Conversamos numa das principais avenidas de Lisboa enquanto a tarde vai caindo, um ser vivo alto e esguio serve-nos de muda testemunha. “Sabes como se chama esta árvore?”, pergunto ao meu amigo. Encolhe os ombos e confessa, aparentemente esquecido do que proclamara pouco antes: “Não sei o nome de quase árvore nenhuma.”

É um choupo negro, presença habitual nas artérias alfacinhas: dizem que absorve muita poluição, sendo portanto um discreto aliado das nossas vias respiratórias. Jamais me habituarei à tradicional aversão lisboeta perante as árvores. Que sujam, que atraem pássaros e insectos, que tapam o sol, que provocam humidade, que fazem levantar passeios: só escuto queixas. Por vontade de grande parte da população, Lisboa ultrapassaria Atenas no triste primeiro posto de capital menos arborizada da Europa. Restariam umas tantas para os lulus depositarem excrementos em seu redor, como diariamente sucede em centenas de recantos urbanos, nisto em tudo equivalentes a cenários de terceiro mundo.

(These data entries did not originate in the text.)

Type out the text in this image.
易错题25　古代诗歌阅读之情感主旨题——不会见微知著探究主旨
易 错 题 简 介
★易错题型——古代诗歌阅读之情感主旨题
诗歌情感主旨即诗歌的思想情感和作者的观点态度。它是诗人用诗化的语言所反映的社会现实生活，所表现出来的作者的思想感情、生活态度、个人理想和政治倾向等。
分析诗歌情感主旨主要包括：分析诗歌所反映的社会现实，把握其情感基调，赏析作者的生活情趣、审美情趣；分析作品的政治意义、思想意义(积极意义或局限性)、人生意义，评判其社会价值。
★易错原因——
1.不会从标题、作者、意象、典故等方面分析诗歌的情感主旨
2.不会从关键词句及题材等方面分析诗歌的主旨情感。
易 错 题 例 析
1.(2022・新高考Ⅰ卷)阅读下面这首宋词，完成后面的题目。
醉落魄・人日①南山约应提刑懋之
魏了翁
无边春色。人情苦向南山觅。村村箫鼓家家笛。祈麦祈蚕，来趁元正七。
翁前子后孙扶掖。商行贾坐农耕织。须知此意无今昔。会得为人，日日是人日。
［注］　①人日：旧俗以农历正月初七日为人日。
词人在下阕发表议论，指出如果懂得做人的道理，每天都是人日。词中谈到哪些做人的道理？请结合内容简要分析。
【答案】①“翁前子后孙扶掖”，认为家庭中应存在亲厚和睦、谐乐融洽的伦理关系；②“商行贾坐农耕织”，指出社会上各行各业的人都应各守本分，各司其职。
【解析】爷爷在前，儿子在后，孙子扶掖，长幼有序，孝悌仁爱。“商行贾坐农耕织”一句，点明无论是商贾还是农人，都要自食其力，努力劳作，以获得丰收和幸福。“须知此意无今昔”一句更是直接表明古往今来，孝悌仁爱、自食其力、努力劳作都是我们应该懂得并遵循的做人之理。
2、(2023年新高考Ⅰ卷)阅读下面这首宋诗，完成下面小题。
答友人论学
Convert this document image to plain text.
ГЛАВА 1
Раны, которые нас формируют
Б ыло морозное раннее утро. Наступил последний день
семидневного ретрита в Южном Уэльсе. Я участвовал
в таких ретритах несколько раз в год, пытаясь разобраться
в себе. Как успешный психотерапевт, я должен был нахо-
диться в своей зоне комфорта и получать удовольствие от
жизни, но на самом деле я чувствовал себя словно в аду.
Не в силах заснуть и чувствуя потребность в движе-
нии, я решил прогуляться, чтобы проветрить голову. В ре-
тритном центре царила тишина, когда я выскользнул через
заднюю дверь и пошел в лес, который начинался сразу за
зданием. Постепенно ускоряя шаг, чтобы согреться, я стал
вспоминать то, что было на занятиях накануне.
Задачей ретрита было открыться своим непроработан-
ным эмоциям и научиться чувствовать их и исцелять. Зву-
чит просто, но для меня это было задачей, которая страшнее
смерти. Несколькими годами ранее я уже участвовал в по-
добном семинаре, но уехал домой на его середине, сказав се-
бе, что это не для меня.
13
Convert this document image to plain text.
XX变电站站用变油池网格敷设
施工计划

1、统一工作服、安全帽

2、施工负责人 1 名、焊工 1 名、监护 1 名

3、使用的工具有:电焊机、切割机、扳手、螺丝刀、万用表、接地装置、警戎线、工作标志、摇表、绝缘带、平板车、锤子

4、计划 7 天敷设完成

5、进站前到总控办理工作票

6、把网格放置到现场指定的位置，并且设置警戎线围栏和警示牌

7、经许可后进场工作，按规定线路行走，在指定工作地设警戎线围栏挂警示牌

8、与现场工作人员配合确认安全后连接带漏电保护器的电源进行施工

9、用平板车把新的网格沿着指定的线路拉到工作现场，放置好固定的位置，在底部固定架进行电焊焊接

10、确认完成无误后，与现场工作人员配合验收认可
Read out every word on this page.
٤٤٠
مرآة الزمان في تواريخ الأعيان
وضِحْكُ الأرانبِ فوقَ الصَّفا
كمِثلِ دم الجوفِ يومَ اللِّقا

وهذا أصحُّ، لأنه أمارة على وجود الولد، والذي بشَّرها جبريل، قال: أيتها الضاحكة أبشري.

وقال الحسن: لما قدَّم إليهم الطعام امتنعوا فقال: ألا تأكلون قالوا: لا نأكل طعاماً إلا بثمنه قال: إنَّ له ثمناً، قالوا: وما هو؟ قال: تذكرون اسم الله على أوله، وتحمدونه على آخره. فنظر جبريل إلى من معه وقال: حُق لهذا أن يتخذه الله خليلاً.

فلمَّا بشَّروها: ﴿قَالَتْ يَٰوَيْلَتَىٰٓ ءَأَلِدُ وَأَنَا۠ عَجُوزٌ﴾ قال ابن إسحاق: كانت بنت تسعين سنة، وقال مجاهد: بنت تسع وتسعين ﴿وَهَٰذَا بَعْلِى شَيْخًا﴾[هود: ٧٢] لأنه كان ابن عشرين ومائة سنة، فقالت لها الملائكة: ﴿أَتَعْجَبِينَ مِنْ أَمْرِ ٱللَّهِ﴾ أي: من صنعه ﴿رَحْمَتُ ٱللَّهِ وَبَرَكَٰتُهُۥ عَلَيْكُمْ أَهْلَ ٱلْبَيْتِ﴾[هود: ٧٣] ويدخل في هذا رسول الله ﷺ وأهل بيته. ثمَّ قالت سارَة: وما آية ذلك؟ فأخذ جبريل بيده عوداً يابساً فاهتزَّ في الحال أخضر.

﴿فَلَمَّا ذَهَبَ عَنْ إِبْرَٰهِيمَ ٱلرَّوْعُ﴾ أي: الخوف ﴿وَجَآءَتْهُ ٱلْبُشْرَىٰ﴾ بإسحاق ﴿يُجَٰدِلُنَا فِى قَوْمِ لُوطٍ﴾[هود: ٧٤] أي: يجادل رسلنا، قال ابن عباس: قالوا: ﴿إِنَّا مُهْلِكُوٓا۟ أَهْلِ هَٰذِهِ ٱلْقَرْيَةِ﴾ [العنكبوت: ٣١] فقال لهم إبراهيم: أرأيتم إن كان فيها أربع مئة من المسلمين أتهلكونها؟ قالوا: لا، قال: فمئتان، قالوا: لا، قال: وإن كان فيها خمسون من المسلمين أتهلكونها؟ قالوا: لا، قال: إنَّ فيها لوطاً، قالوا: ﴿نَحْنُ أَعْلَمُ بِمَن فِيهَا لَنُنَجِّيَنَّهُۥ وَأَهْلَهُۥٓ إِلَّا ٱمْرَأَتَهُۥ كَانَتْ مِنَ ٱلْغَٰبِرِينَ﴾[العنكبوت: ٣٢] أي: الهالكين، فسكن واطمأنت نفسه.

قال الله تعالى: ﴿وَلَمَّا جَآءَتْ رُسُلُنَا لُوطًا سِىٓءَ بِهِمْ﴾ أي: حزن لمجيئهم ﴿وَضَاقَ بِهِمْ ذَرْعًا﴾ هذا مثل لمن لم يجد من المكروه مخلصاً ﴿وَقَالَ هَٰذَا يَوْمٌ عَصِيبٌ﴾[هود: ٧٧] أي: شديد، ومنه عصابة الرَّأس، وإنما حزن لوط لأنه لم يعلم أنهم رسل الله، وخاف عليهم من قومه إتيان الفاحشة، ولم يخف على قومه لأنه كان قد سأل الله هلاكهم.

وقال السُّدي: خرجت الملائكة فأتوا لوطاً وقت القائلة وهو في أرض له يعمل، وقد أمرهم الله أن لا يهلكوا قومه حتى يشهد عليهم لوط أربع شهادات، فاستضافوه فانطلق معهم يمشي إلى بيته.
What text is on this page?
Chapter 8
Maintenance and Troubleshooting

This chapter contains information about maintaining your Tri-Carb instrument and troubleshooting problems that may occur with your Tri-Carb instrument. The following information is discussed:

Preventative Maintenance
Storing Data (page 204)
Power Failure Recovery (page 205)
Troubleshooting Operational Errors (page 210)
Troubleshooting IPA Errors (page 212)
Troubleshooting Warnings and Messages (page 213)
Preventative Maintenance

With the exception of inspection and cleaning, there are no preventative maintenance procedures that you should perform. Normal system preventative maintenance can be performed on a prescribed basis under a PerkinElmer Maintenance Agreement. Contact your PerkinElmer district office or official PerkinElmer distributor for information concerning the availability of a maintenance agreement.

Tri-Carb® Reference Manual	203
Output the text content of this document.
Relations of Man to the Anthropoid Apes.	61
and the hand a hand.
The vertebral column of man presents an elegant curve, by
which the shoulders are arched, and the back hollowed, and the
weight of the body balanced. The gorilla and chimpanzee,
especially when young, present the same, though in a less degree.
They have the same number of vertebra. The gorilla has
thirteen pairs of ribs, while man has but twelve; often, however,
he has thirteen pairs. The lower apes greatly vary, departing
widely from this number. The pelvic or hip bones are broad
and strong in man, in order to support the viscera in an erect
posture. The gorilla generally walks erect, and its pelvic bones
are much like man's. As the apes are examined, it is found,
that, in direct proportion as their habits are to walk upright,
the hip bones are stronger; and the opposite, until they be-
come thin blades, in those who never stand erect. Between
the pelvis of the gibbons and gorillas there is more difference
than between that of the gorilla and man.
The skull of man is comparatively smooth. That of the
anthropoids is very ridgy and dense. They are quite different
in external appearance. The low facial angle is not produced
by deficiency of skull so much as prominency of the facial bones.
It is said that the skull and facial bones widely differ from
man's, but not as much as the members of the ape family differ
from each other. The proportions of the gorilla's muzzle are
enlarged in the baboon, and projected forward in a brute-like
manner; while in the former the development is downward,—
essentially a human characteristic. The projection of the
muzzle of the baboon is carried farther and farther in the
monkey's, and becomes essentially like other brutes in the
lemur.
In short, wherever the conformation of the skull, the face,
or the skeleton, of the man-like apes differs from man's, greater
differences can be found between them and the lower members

Volta e meia deambulo pelo Jardim do Campo Grande, bem perto da minha casa, revisitando árvores que se me tornaram familiares. As casuarinas, que logo me evocam paisagens orientais. Um belo cedro do Líbano, com o seu inconfundível recorte. Os vastos plátanos onde se acoitam os estridentes e capitosos periquitos-de-colar. A solitária gravília de matriz australiana que um dia ali descobri com gosto e espanto.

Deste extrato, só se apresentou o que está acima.